An open heart is an open wound to you.


 


Il cielo è di uno strano azzurro chiaro quel lunedì pomeriggio, un colore così limpido e puro che difficilmente gli abitanti di Londra sono abituati a scorgere, tra le nuvole fitte e scure. Tutto ciò che si può ascoltare tra i prati di Regent's Park sono gli uccelli cantare e gli alberi muoversi con il vento, il vociare lontano proveniente dai ragazzi che giocano a calcio e lo scorrere delle acque che attraversano il parco. Qualche pescatore se ne sta addormentato sulla propria barca, un cappello a coprire la testa e le braccia incrociate al petto. Un paio di passanti chiacchierano a bassa voce su quanto sia bella la città, con il sole a illuminarla, e una coppia anziana è seduta su una panchina, un cagnolino a giocare tra i loro piedi e le mani strette a ricordarsi il loro amore. 

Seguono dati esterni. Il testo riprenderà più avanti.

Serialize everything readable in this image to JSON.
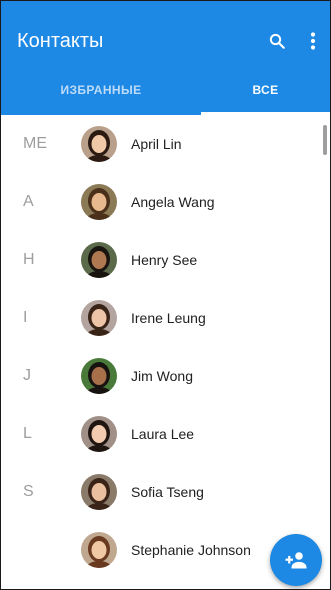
{
  "colors": {
    "primary": "#1e88e5",
    "tab_inactive": "#bcdcf8",
    "letter": "#9e9e9e",
    "name": "#212121"
  },
  "appbar": {
    "title": "Контакты",
    "search_icon": "search-icon",
    "more_icon": "more-vert-icon"
  },
  "tabs": [
    {
      "label": "ИЗБРАННЫЕ",
      "selected": false
    },
    {
      "label": "ВСЕ",
      "selected": true
    }
  ],
  "contacts": [
    {
      "letter": "ME",
      "name": "April Lin",
      "avatar_bg": "#b9a08a",
      "skin": "#f0c9a8",
      "hair": "#2a1a12"
    },
    {
      "letter": "A",
      "name": "Angela Wang",
      "avatar_bg": "#8a7a55",
      "skin": "#e8b88e",
      "hair": "#4a2f1a"
    },
    {
      "letter": "H",
      "name": "Henry See",
      "avatar_bg": "#5a6a4a",
      "skin": "#b07850",
      "hair": "#1a1410"
    },
    {
      "letter": "I",
      "name": "Irene Leung",
      "avatar_bg": "#b4a4a0",
      "skin": "#eec4a8",
      "hair": "#3a2418"
    },
    {
      "letter": "J",
      "name": "Jim Wong",
      "avatar_bg": "#4a7a3a",
      "skin": "#a8704a",
      "hair": "#181210"
    },
    {
      "letter": "L",
      "name": "Laura Lee",
      "avatar_bg": "#a09088",
      "skin": "#f2cab0",
      "hair": "#1e1410"
    },
    {
      "letter": "S",
      "name": "Sofia Tseng",
      "avatar_bg": "#8a7a6a",
      "skin": "#eac0a0",
      "hair": "#3a2418"
    },
    {
      "letter": "",
      "name": "Stephanie Johnson",
      "avatar_bg": "#c0a890",
      "skin": "#f0c8a4",
      "hair": "#6a3a20"
    }
  ],
  "fab": {
    "icon": "add-person-icon"
  }
}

Liam e Shannon sono sdraiati accanto a un albero, una coperta sotto i loro corpi e i giubbotti pesanti adagiati da un lato. Lei ha una larga felpa di suo fratello - verde proprio come i suoi occhi - dei chiari jeans a fasciarle le gambe e le solite Vans. Sta giocando con il telefono sdraiata a pancia in sotto, appoggiata sui gomiti, e sbuffa dopo aver perso un'altra partita a Candy Crush. 
Liam, invece, è proprio accanto a lei e ha la schiena appoggiata all'albero, in una mano dei documenti che studia attentamente e nell'altra una matita colorata, che si porta alla bocca per mordere pensieroso. Ha un paio di pantaloni beige, una camicia bianca sotto a un maglione nero e gli occhiali da vista - quelli che indossa solo per studiare - un po' bassi sul naso. 

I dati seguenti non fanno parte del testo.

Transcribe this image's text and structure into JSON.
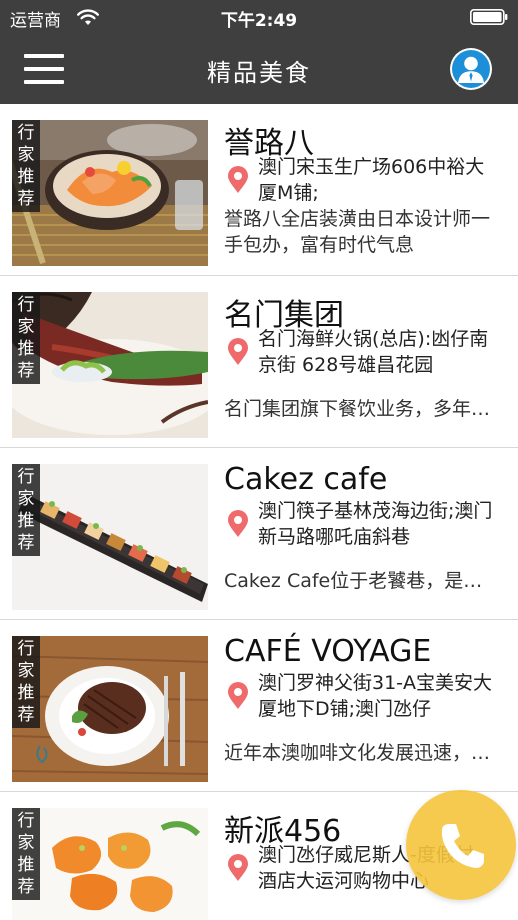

Shannon lo osserva di tanto in tanto, quando lui non se ne accorge, e si sofferma sulle rughe sulla sua fronte corrucciata o sul suo mordersi il labbro inferiore, poi sorride e torna a giocare senza fare il minimo rumore. A guardarli così, in quel loro modo di atteggiarsi, chiunque li definirebbe troppo diversi per stare insieme - lei così bambina, lui così serio - eppure tra di loro le cose vanno più che bene. 
«Dannazione, non supererò mai questo esame» si lamenta Liam e Shannon non alza neanche la testa dal suo telefono. «Sei un secchione, certo che lo supererai» dice. 
Liam fa un sorriso e posa i suoi fogli nella borsa, si alza e si sdraia accanto a lei, il volto rivolto a studiare il cielo. «E tu sei una pessima studentessa, perché non ti vedo studiare mai» risponde. 
Shannon fa un respiro e ancora una volta prova quella sensazione allo stomaco che il continuare a mentirgli le provoca. Ma funziona così, no? Che quando dici una bugia quella poi si ingigantisce e non puoi più tornare indietro, perché farlo significherebbe perdere ciò per cui hai lottato. E Shannon non vuole perdere Liam, per questo non risponde. 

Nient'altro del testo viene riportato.